Steve, I hope you read this because this thread is getting a bit muddy.
YouTube started when I was 15. I've been using the internet for about half my life now. There are people old enough to vote, own a home and get married that can't remember a time when the internet wasn't everywhere. The people who are looking at your stuff at the moment are people who lived most of their life without the internet then learned how it works. From now on everyone who uses it will be using it their entire life and these are the people you want to be targeting because they, increasingly, will be making up the bulk of your views. If you aim towards the UKW crowd you're preaching to the choir.
I'll be completely honest. I don't pay much attention to a website if what I want isn't there on the front page. If I'm looking at someone's furniture design website, for example, I want the portfolio there right away. I don't want to be clicking through a million categories struggling to find what I want. I'll just go elsewhere. I don't even use the YouTube website because it's too messy, I use the app on my Smart TV or on my phone because my subscriptions are there in a sleek, easy to use format. In fact, if I can't get something on my phone I'm usually not interested.
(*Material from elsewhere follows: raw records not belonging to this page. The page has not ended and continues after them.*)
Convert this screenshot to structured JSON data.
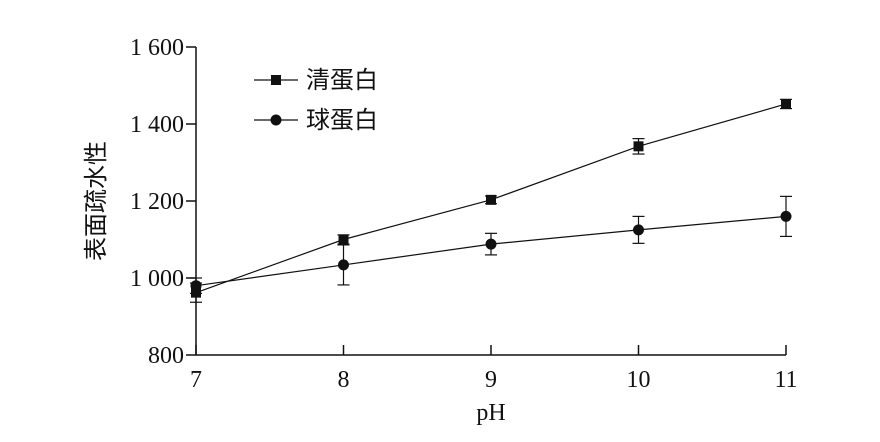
{
  "chart_data": {
    "type": "line",
    "x": [
      7,
      8,
      9,
      10,
      11
    ],
    "xticks": [
      7,
      8,
      9,
      10,
      11
    ],
    "yticks": [
      800,
      1000,
      1200,
      1400,
      1600
    ],
    "ytick_labels": [
      "800",
      "1 000",
      "1 200",
      "1 400",
      "1 600"
    ],
    "xlim": [
      7,
      11
    ],
    "ylim": [
      800,
      1600
    ],
    "xlabel": "pH",
    "ylabel": "表面疏水性",
    "legend_position": "top-left",
    "grid": false,
    "series": [
      {
        "name": "清蛋白",
        "marker": "square",
        "values": [
          962,
          1100,
          1203,
          1342,
          1452
        ],
        "errors": [
          25,
          12,
          10,
          20,
          12
        ]
      },
      {
        "name": "球蛋白",
        "marker": "circle",
        "values": [
          980,
          1034,
          1088,
          1125,
          1160
        ],
        "errors": [
          20,
          52,
          28,
          35,
          52
        ]
      }
    ],
    "colors": {
      "line": "#111111",
      "marker": "#111111"
    }
  }
}
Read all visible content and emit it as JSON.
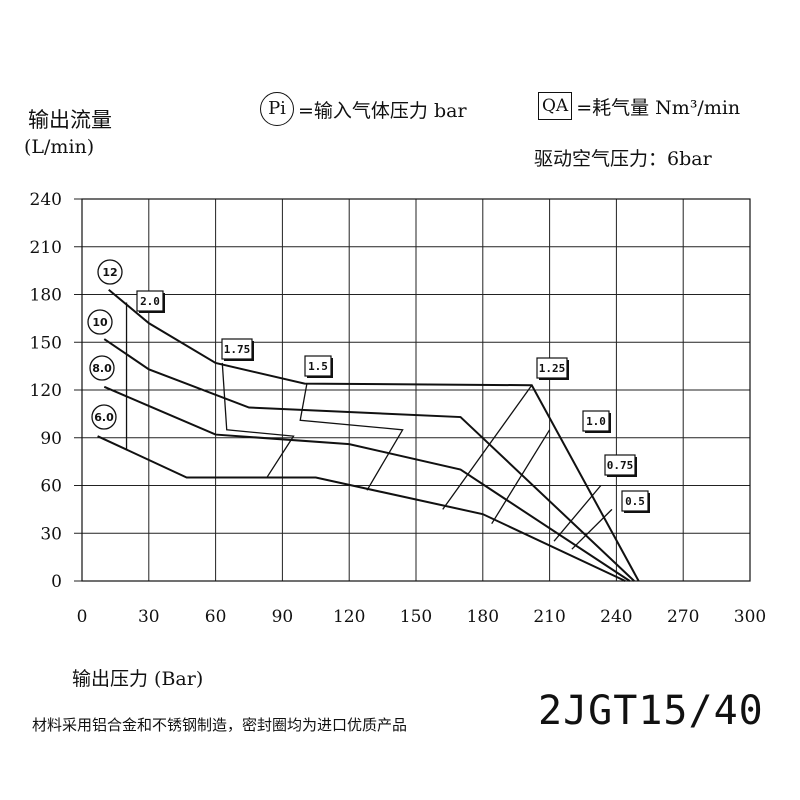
{
  "legend": {
    "pi_badge": "Pi",
    "pi_text": "=输入气体压力 bar",
    "qa_badge": "QA",
    "qa_text": "=耗气量 Nm³/min",
    "drive_pressure": "驱动空气压力：6bar"
  },
  "model": "2JGT15/40",
  "footer_note": "材料采用铝合金和不锈钢制造，密封圈均为进口优质产品",
  "chart_data": {
    "type": "line",
    "ylabel_line1": "输出流量",
    "ylabel_line2": "(L/min)",
    "xlabel": "输出压力 (Bar)",
    "xlim": [
      0,
      300
    ],
    "ylim": [
      0,
      240
    ],
    "xticks": [
      0,
      30,
      60,
      90,
      120,
      150,
      180,
      210,
      240,
      270,
      300
    ],
    "yticks": [
      0,
      30,
      60,
      90,
      120,
      150,
      180,
      210,
      240
    ],
    "grid": true,
    "series": [
      {
        "name": "12",
        "points": [
          [
            12,
            183
          ],
          [
            30,
            162
          ],
          [
            60,
            137
          ],
          [
            100,
            124
          ],
          [
            202,
            123
          ],
          [
            250,
            0
          ]
        ]
      },
      {
        "name": "10",
        "points": [
          [
            10,
            152
          ],
          [
            30,
            133
          ],
          [
            75,
            109
          ],
          [
            170,
            103
          ],
          [
            248,
            0
          ]
        ]
      },
      {
        "name": "8.0",
        "points": [
          [
            10,
            122
          ],
          [
            30,
            110
          ],
          [
            60,
            92
          ],
          [
            120,
            86
          ],
          [
            170,
            70
          ],
          [
            246,
            0
          ]
        ]
      },
      {
        "name": "6.0",
        "points": [
          [
            7,
            91
          ],
          [
            47,
            65
          ],
          [
            105,
            65
          ],
          [
            180,
            42
          ],
          [
            244,
            0
          ]
        ]
      }
    ],
    "qa_contours": [
      {
        "label": "2.0",
        "points": [
          [
            20,
            175
          ],
          [
            20,
            82
          ]
        ]
      },
      {
        "label": "1.75",
        "points": [
          [
            63,
            137
          ],
          [
            65,
            95
          ],
          [
            95,
            91
          ],
          [
            83,
            65
          ]
        ]
      },
      {
        "label": "1.5",
        "points": [
          [
            101,
            124
          ],
          [
            98,
            101
          ],
          [
            144,
            95
          ],
          [
            128,
            57
          ]
        ]
      },
      {
        "label": "1.25",
        "points": [
          [
            202,
            123
          ],
          [
            162,
            45
          ]
        ]
      },
      {
        "label": "1.0",
        "points": [
          [
            210,
            95
          ],
          [
            184,
            36
          ]
        ]
      },
      {
        "label": "0.75",
        "points": [
          [
            233,
            60
          ],
          [
            212,
            25
          ]
        ]
      },
      {
        "label": "0.5",
        "points": [
          [
            238,
            45
          ],
          [
            220,
            20
          ]
        ]
      }
    ],
    "pi_labels": [
      "12",
      "10",
      "8.0",
      "6.0"
    ],
    "qa_labels": [
      "2.0",
      "1.75",
      "1.5",
      "1.25",
      "1.0",
      "0.75",
      "0.5"
    ]
  }
}
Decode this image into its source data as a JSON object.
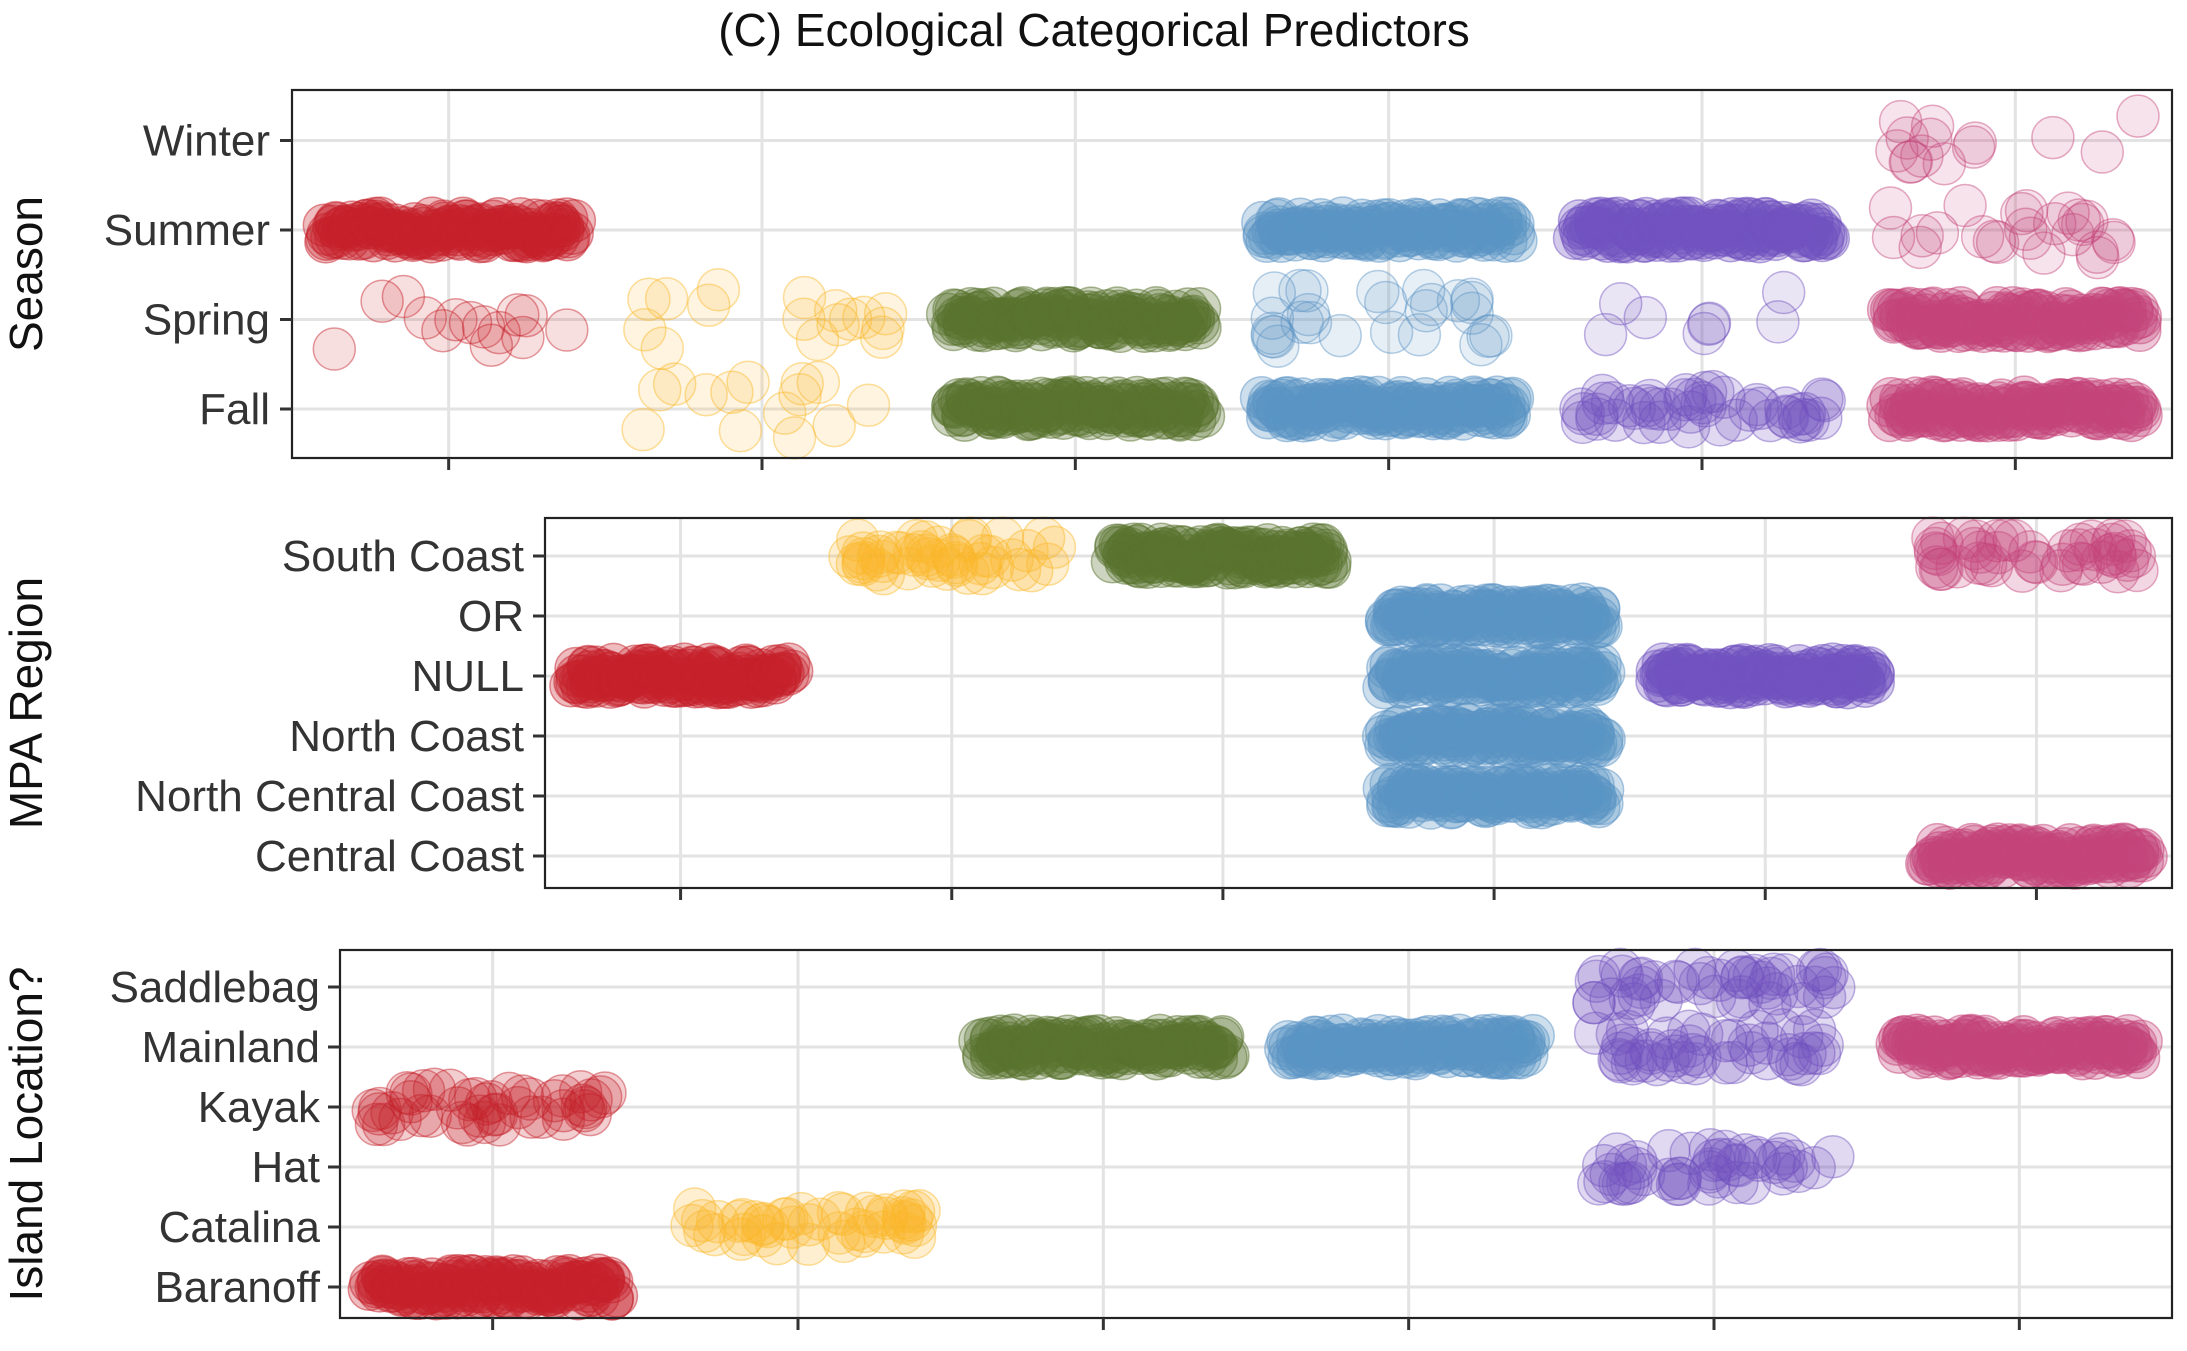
{
  "chart_data": {
    "title": "(C) Ecological Categorical Predictors",
    "type": "scatter",
    "groups": [
      {
        "name": "",
        "color": "#C6222B"
      },
      {
        "name": "",
        "color": "#FBB829"
      },
      {
        "name": "",
        "color": "#5A7430"
      },
      {
        "name": "",
        "color": "#5B94C5"
      },
      {
        "name": "",
        "color": "#7152BF"
      },
      {
        "name": "",
        "color": "#C54479"
      }
    ],
    "panels": [
      {
        "ylabel": "Season",
        "categories": [
          "Fall",
          "Spring",
          "Summer",
          "Winter"
        ],
        "cells": [
          {
            "group": 0,
            "category": "Summer",
            "style": "band"
          },
          {
            "group": 0,
            "category": "Spring",
            "style": "sparse",
            "n": 14
          },
          {
            "group": 1,
            "category": "Spring",
            "style": "sparse",
            "n": 16
          },
          {
            "group": 1,
            "category": "Fall",
            "style": "sparse",
            "n": 14
          },
          {
            "group": 2,
            "category": "Spring",
            "style": "band"
          },
          {
            "group": 2,
            "category": "Fall",
            "style": "band"
          },
          {
            "group": 3,
            "category": "Summer",
            "style": "band"
          },
          {
            "group": 3,
            "category": "Spring",
            "style": "sparse",
            "n": 26
          },
          {
            "group": 3,
            "category": "Fall",
            "style": "band"
          },
          {
            "group": 4,
            "category": "Summer",
            "style": "band"
          },
          {
            "group": 4,
            "category": "Spring",
            "style": "sparse",
            "n": 8
          },
          {
            "group": 4,
            "category": "Fall",
            "style": "cluster"
          },
          {
            "group": 5,
            "category": "Winter",
            "style": "sparse",
            "n": 14
          },
          {
            "group": 5,
            "category": "Summer",
            "style": "sparse",
            "n": 24
          },
          {
            "group": 5,
            "category": "Spring",
            "style": "band"
          },
          {
            "group": 5,
            "category": "Fall",
            "style": "band"
          }
        ]
      },
      {
        "ylabel": "MPA Region",
        "categories": [
          "Central Coast",
          "North Central Coast",
          "North Coast",
          "NULL",
          "OR",
          "South Coast"
        ],
        "cells": [
          {
            "group": 0,
            "category": "NULL",
            "style": "band"
          },
          {
            "group": 1,
            "category": "South Coast",
            "style": "cluster"
          },
          {
            "group": 2,
            "category": "South Coast",
            "style": "band"
          },
          {
            "group": 3,
            "category": "OR",
            "style": "band"
          },
          {
            "group": 3,
            "category": "NULL",
            "style": "band"
          },
          {
            "group": 3,
            "category": "North Coast",
            "style": "band"
          },
          {
            "group": 3,
            "category": "North Central Coast",
            "style": "band"
          },
          {
            "group": 4,
            "category": "NULL",
            "style": "band"
          },
          {
            "group": 5,
            "category": "South Coast",
            "style": "cluster"
          },
          {
            "group": 5,
            "category": "Central Coast",
            "style": "band"
          }
        ]
      },
      {
        "ylabel": "Island Location?",
        "categories": [
          "Baranoff",
          "Catalina",
          "Hat",
          "Kayak",
          "Mainland",
          "Saddlebag"
        ],
        "cells": [
          {
            "group": 0,
            "category": "Kayak",
            "style": "cluster"
          },
          {
            "group": 0,
            "category": "Baranoff",
            "style": "band"
          },
          {
            "group": 1,
            "category": "Catalina",
            "style": "cluster"
          },
          {
            "group": 2,
            "category": "Mainland",
            "style": "band"
          },
          {
            "group": 3,
            "category": "Mainland",
            "style": "band"
          },
          {
            "group": 4,
            "category": "Saddlebag",
            "style": "cluster"
          },
          {
            "group": 4,
            "category": "Mainland",
            "style": "cluster"
          },
          {
            "group": 4,
            "category": "Hat",
            "style": "cluster"
          },
          {
            "group": 5,
            "category": "Mainland",
            "style": "band"
          }
        ]
      }
    ]
  }
}
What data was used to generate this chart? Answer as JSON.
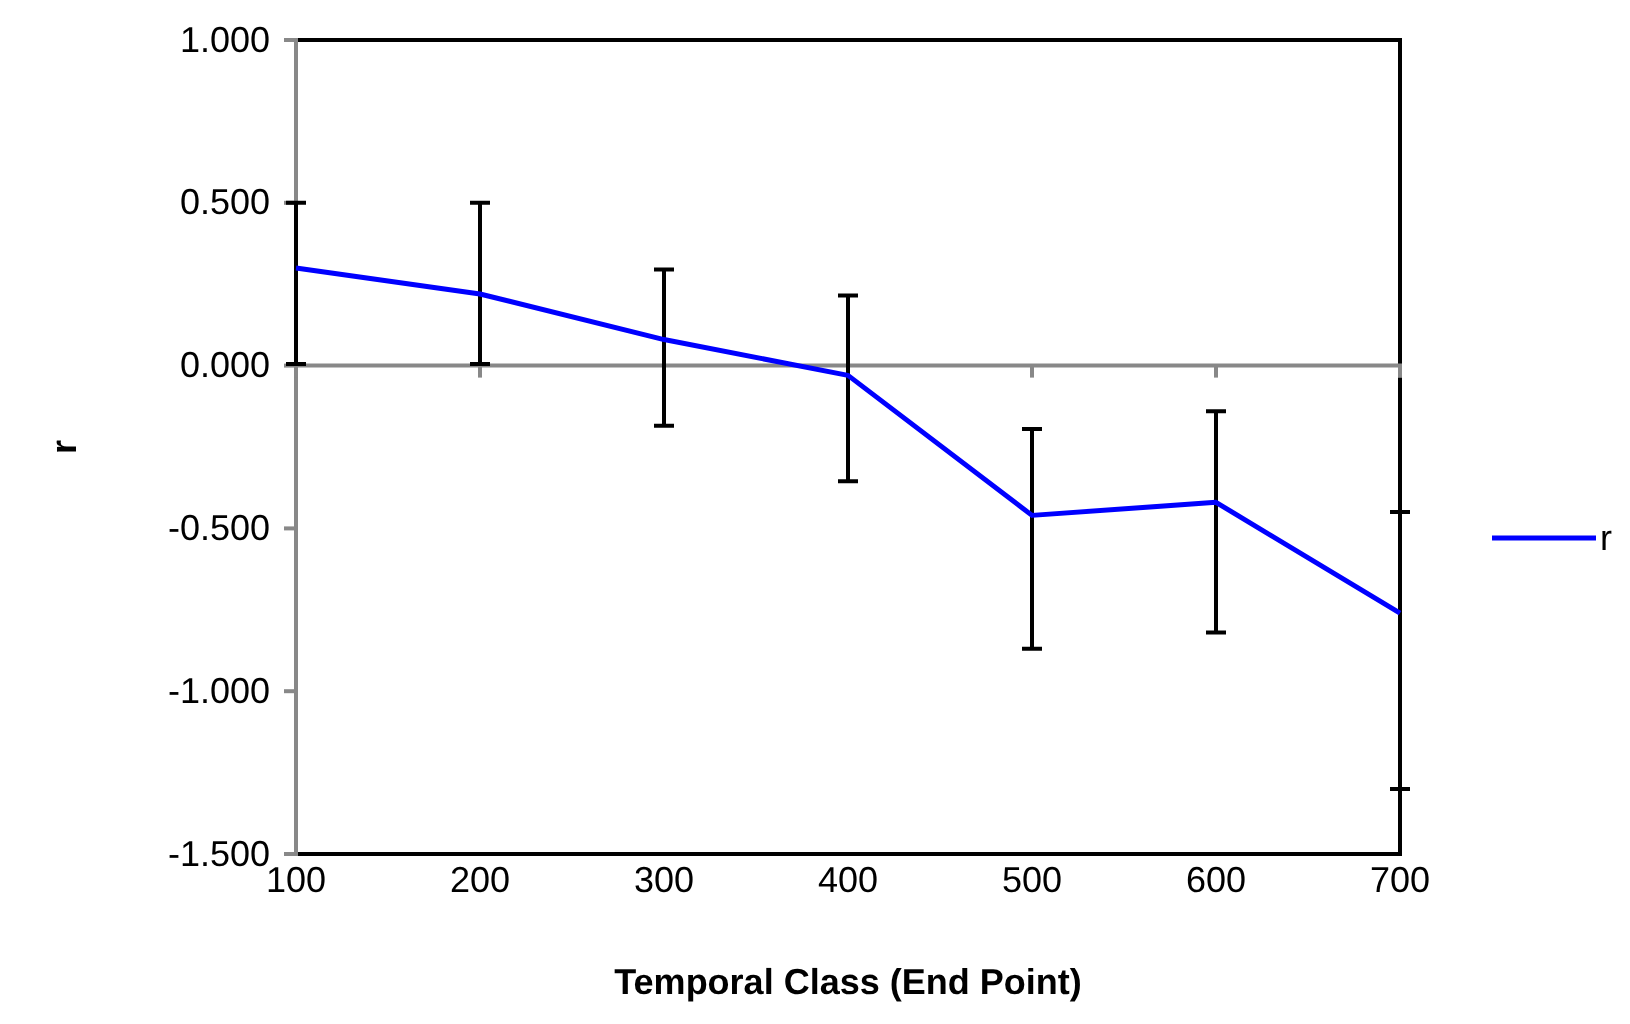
{
  "chart_data": {
    "type": "line",
    "xlabel": "Temporal Class (End Point)",
    "ylabel": "r",
    "x": [
      100,
      200,
      300,
      400,
      500,
      600,
      700
    ],
    "series": [
      {
        "name": "r",
        "color": "#0000ff",
        "values": [
          0.3,
          0.22,
          0.08,
          -0.03,
          -0.46,
          -0.42,
          -0.76
        ],
        "errors": [
          [
            0.005,
            0.5
          ],
          [
            0.005,
            0.5
          ],
          [
            -0.185,
            0.295
          ],
          [
            -0.355,
            0.215
          ],
          [
            -0.87,
            -0.195
          ],
          [
            -0.82,
            -0.14
          ],
          [
            -1.3,
            -0.45
          ]
        ]
      }
    ],
    "xlim": [
      100,
      700
    ],
    "xticks": [
      100,
      200,
      300,
      400,
      500,
      600,
      700
    ],
    "ylim": [
      -1.5,
      1.0
    ],
    "yticks": [
      {
        "value": -1.5,
        "label": "-1.500"
      },
      {
        "value": -1.0,
        "label": "-1.000"
      },
      {
        "value": -0.5,
        "label": "-0.500"
      },
      {
        "value": 0,
        "label": "0.000"
      },
      {
        "value": 0.5,
        "label": "0.500"
      },
      {
        "value": 1.0,
        "label": "1.000"
      }
    ],
    "legend": "right",
    "marker": "none",
    "line_style": "solid",
    "grid": false
  }
}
I rarely use Facebook because it's a mess in the same way. I believe Facebook will go down the pan because it's not instant access. People who learned to use the internet later in life will tolerate it because we knew a time where the internet was much more difficult to navigate. It's not because I have a short attention span, it's because so much of the internet is quick and simple to navigate that using a clunky website is more effort than it needs to be. For years you had to click around badly designed websites to get where you wanted to go, now we're getting streamlined and you can get what you want in less time, meaning you have time to fit more in - whether that's accessing more content or actually going out and sawing some wood.
The other side of it is consistency. People will subscribe to you not because you're doing something different but because you're you. There are hundreds of woodworkers online but I can name maybe ten off the top of my head and I look at probably three of them regularly. They're subscribing to the personality as much as the skills, and following someone means that you need to have something to follow. That means weekly videos, whether they're five minutes or thirty minutes. You're competing with the likes of Paul Sellers and Frank Howarth and they're churning out content regularly. If you don't match it people will just forget about you and be more likely to go for what's reliable. I like Frank Howarth, but I only subscribe to Paul Sellers for his skills. I wouldn't bother with him if there were someone more likable offering up the same stuff.
My point is that everything needs to be in one place and as easy to access as possible, and it needs to be constant. You need a blog; the blog should probably be on your personal website because something like tumblr limits your amount of followers because you can only follow it and get it in your feed if you're actually on tumblr. Blogspot users would be more likely to follow an equivalent woodworker on blogspot etc. You'd be better off carving out your own corner of the internet with a personal url.
The other thing is that there's an increasingly prevalent attitude on the internet that you shouldn't have to pay for content and that copyright isn't moral or ethical. I can't help but think that these people haven't spent time making anything because they'd probably think differently if something they made was at risk of being stolen. Models of monetising circumvent this by going for advertising rather than a straight fee. Obviously this doesn't make enough money so combining free videos with premium content seems to be a way to go. Shorter videos, or certain topics go up for free. In depth tutorials or multi-video projects are paid for. You might want to offer the first video up for free then get them to pay for the subsequent set. The website Tested (Not woodworking but they build stuff) do weekly projects, putting up a free video on Monday and then making you pay for the rest of the week's videos. You could offer a discounted yearly subscription for people who want all your stuff, and individual prices per-video for people who just want a video on a tablesaw jig for example.